東京都は27日、長期計画「『未来の東京』戦略」の改定版を公表した。急速な少子化の進行や深刻化する気候危機などを踏まえ、政策の方向性と重点施策を改めて取りまとめた。チルドレンファーストの社会実現や、脱炭素化の推進、激甚化する災害への対策強化に重点を置いた。
バージョンアップする政策分野として、「チルドレンファーストの社会」を最初に掲げた。都内の出生数が戦後最低を更新し続け、新型コロナウイルス禍で婚姻件数も急減したことを指摘し「これまでにない大胆な政策展開」を実行するとした。
結婚から妊娠、出産、子育てまで、切れ目のないサポートを展開する。0〜18歳までの子どもに対する月額5千円の給付金の支給や、保育料の無償化、結婚を希望する人へのマッチング支援などを主な施策に挙げた。
脱炭素への転換を図る「グリーントランスフォーメーション(GX)」の世界的な潮流を経済成長の原動力として位置付ける。環境分野のスタートアップ支援や、GXを担う人材育成などを推進する。
災害対策では、気候変動に伴う海面上昇や降水量の増加を見据え、防潮堤のかさ上げを段階的に実施するほか、調節池の整備も前倒しする。

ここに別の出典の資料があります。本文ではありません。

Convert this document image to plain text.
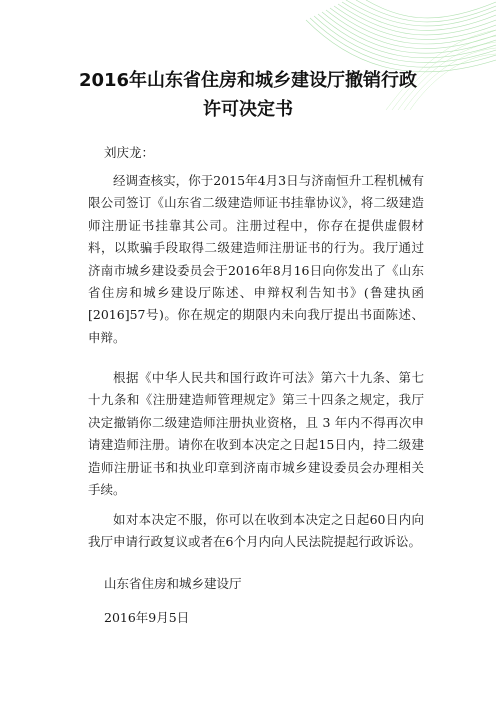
2016年山东省住房和城乡建设厅撤销行政
许可决定书
刘庆龙：

经调查核实，你于2015年4月3日与济南恒升工程机械有限公司签订《山东省二级建造师证书挂靠协议》，将二级建造师注册证书挂靠其公司。注册过程中，你存在提供虚假材料，以欺骗手段取得二级建造师注册证书的行为。我厅通过济南市城乡建设委员会于2016年8月16日向你发出了《山东省住房和城乡建设厅陈述、申辩权利告知书》(鲁建执函[2016]57号)。你在规定的期限内未向我厅提出书面陈述、申辩。

根据《中华人民共和国行政许可法》第六十九条、第七十九条和《注册建造师管理规定》第三十四条之规定，我厅决定撤销你二级建造师注册执业资格，且 3 年内不得再次申请建造师注册。请你在收到本决定之日起15日内，持二级建造师注册证书和执业印章到济南市城乡建设委员会办理相关手续。

如对本决定不服，你可以在收到本决定之日起60日内向我厅申请行政复议或者在6个月内向人民法院提起行政诉讼。

山东省住房和城乡建设厅
2016年9月5日
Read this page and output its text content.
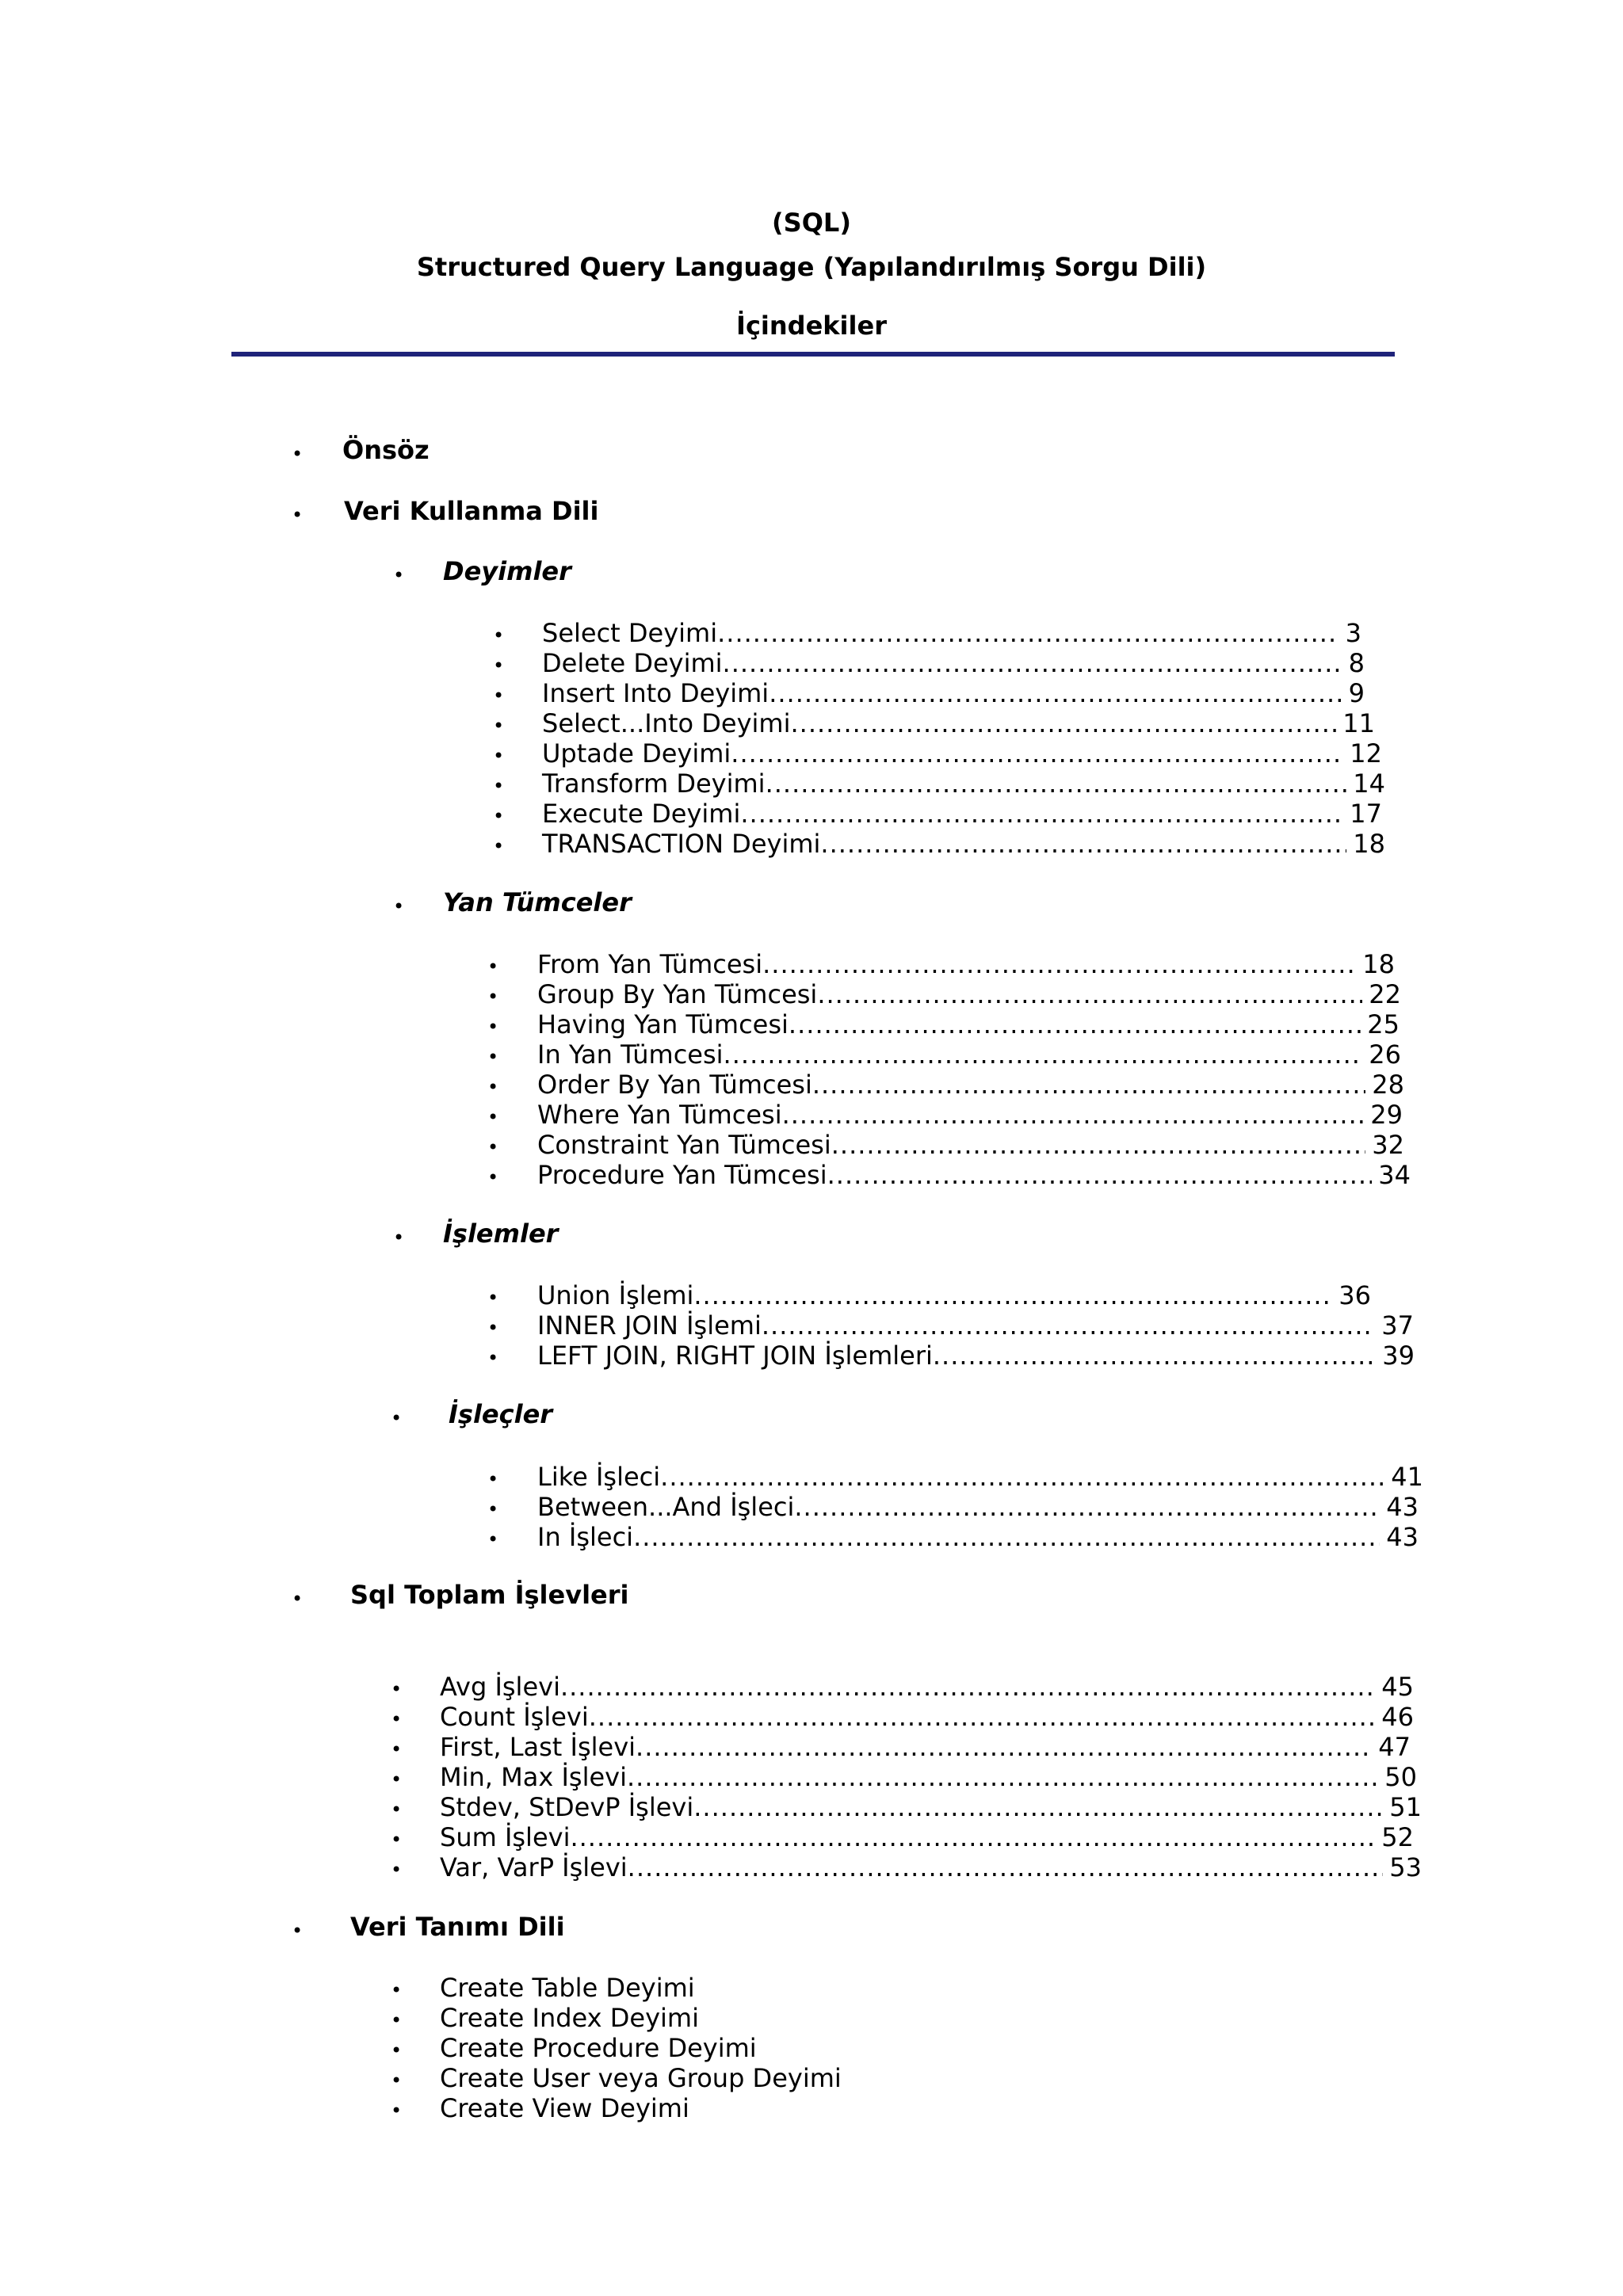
(SQL)
Structured Query Language (Yapılandırılmış Sorgu Dili)
İçindekiler
• Önsöz
• Veri Kullanma Dili
• Deyimler
• Yan Tümceler
• İşlemler
• İşleçler
• Sql Toplam İşlevleri
• Veri Tanımı Dili
• Select Deyimi .....	3
• Delete Deyimi .....	8
• Insert Into Deyimi .....	9
• Select...Into Deyimi .....	11
• Uptade Deyimi .....	12
• Transform Deyimi .....	14
• Execute Deyimi .....	17
• TRANSACTION Deyimi .....	18
• From Yan Tümcesi .....	18
• Group By Yan Tümcesi .....	22
• Having Yan Tümcesi .....	25
• In Yan Tümcesi .....	26
• Order By Yan Tümcesi .....	28
• Where Yan Tümcesi .....	29
• Constraint Yan Tümcesi .....	32
• Procedure Yan Tümcesi .....	34
• Union İşlemi .....	36
• INNER JOIN İşlemi .....	37
• LEFT JOIN, RIGHT JOIN İşlemleri .....	39
• Like İşleci .....	41
• Between...And İşleci .....	43
• In İşleci .....	43
• Avg İşlevi .....	45
• Count İşlevi .....	46
• First, Last İşlevi .....	47
• Min, Max İşlevi .....	50
• Stdev, StDevP İşlevi .....	51
• Sum İşlevi .....	52
• Var, VarP İşlevi .....	53
• Create Table Deyimi
• Create Index Deyimi
• Create Procedure Deyimi
• Create User veya Group Deyimi
• Create View Deyimi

都は2021年3月に同計画を策定。目指すべき40年代の東京の姿をビジョンとして掲げ、実現に向けた戦略と推進プロジェクトを示した。社会環境の変化を踏まえて内容を改定するのは22年2月に続き2回目。都は「時代や状況の変化に弾力的に対応する」としている。
「未来の東京」とは別に、行政のデジタル化を核とする都政改革についても新たな目標を公表した。25年度に9割の行政手続きをデジタル化し、庁内のシステム基盤をクラウド環境に転換する。高度デジタル人材を育成する仕組みを構築するほか、スタートアップとの連携強化や制度改革を推進する部局横断のチームの発足なども掲げた。